Death should never dim such beauty,

nor the funeral wrappings contain such majesty.

  When at last the two sisters had reassembled the complete body of Osiris, except for the missing talisman, they pondered aloud how they could return it to life once more.

  This was my opportunity to add to the pageant that essential element that makes any theatrical production appeal to the popular taste. There is a broad lascivious streak in most of us, and the playwright and the poet does well to bear this in mind if he hopes to have his work appreciated by the main body of his audience.

  "There is but one certain way to bring our dear lord and brother back to life.' I placed the words in the mouth of the goddess Nephthys. 'One of us must perform the act of generation with his shattered body to make it whole again and to fan the spark of life within it.'

  The audience stirred and leaned forward with anticipation at this suggestion. It had elements to appeal to even the most prurient of those present, including incest and necrophilia.

  I had agonized over how I would represent upon the stage this episode in the myth of the resurrection of Osiris. My mistress had shocked me when she had declared herself willing to carry her role through to the end. She had even had the effrontery to point out, with that impudent grin of hers, that she might gain some valuable knowledge and experience from doing so. I was not certain if she was jesting or if she would really have gone through with it; however, I would not give her the opportunity to demonstrate her good faith or lack of it. Her reputation and the honour of her family were too valuable to trifle with.

  So it was that at my signal, the linen curtains were drawn once more and my Lady Lostris quickly left the stage.
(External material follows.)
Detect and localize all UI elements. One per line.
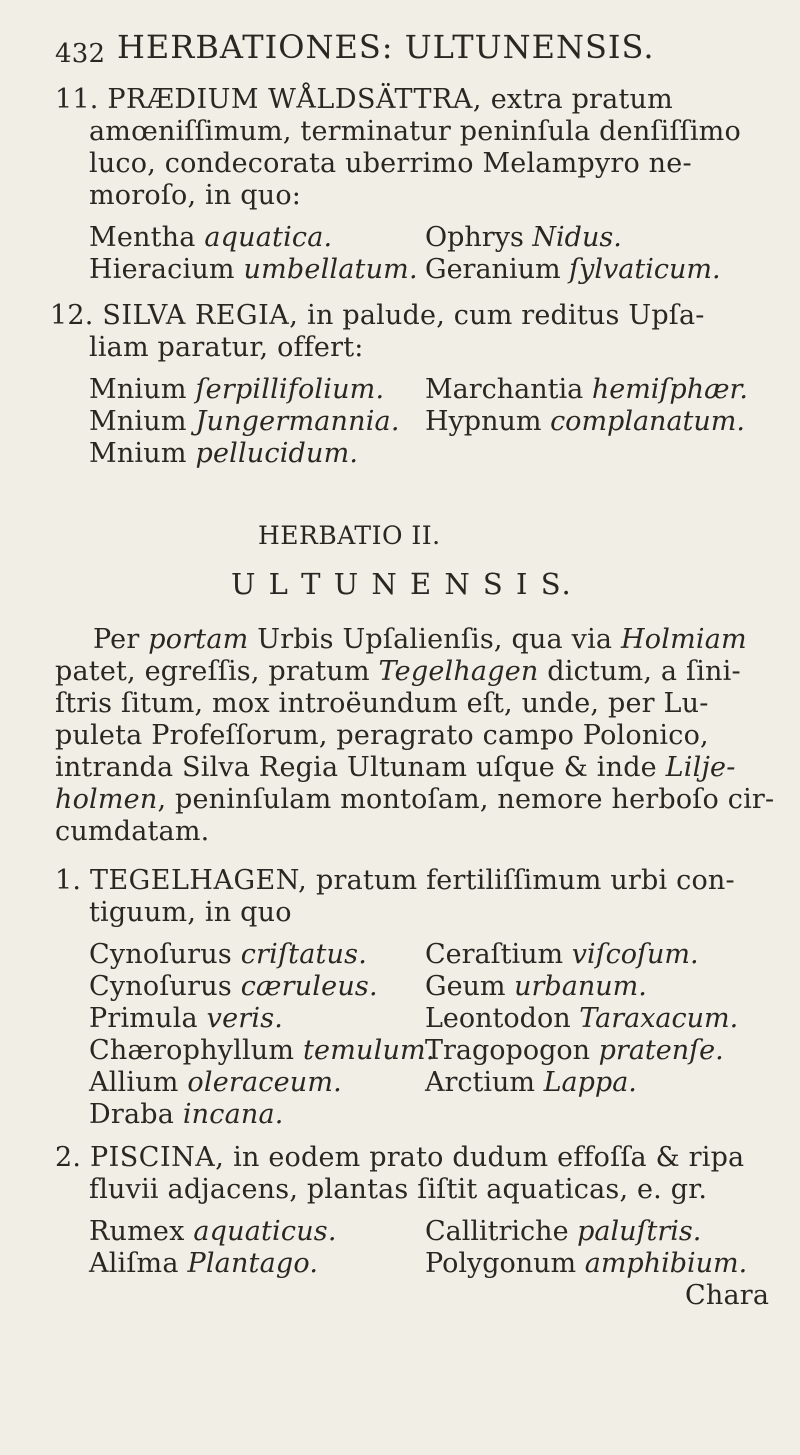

Her place was taken by one of the upper-class courtesans who usually plied her trade in a palace of love near the port. I had hired this wench, from amongst several that I had interviewed, because of her fine young body that so much resembled that of my mistress. Of course, in facial beauty she could not come close to my Lady Lostris, but then I know of none who could.

  As soon as the substitute goddess was in position, the torches at the rear of the stage were lit so as to cast her shadow upon the curtain. She began to disrobe in the most provocative manner. The males in the audience cheered on her shadowy gyrations, convinced that they were watching my Lady Lostris. The harlot responded to this encouragement with an increasingly lewd display that was almost as well received as the slaughter of Osiris in the first act.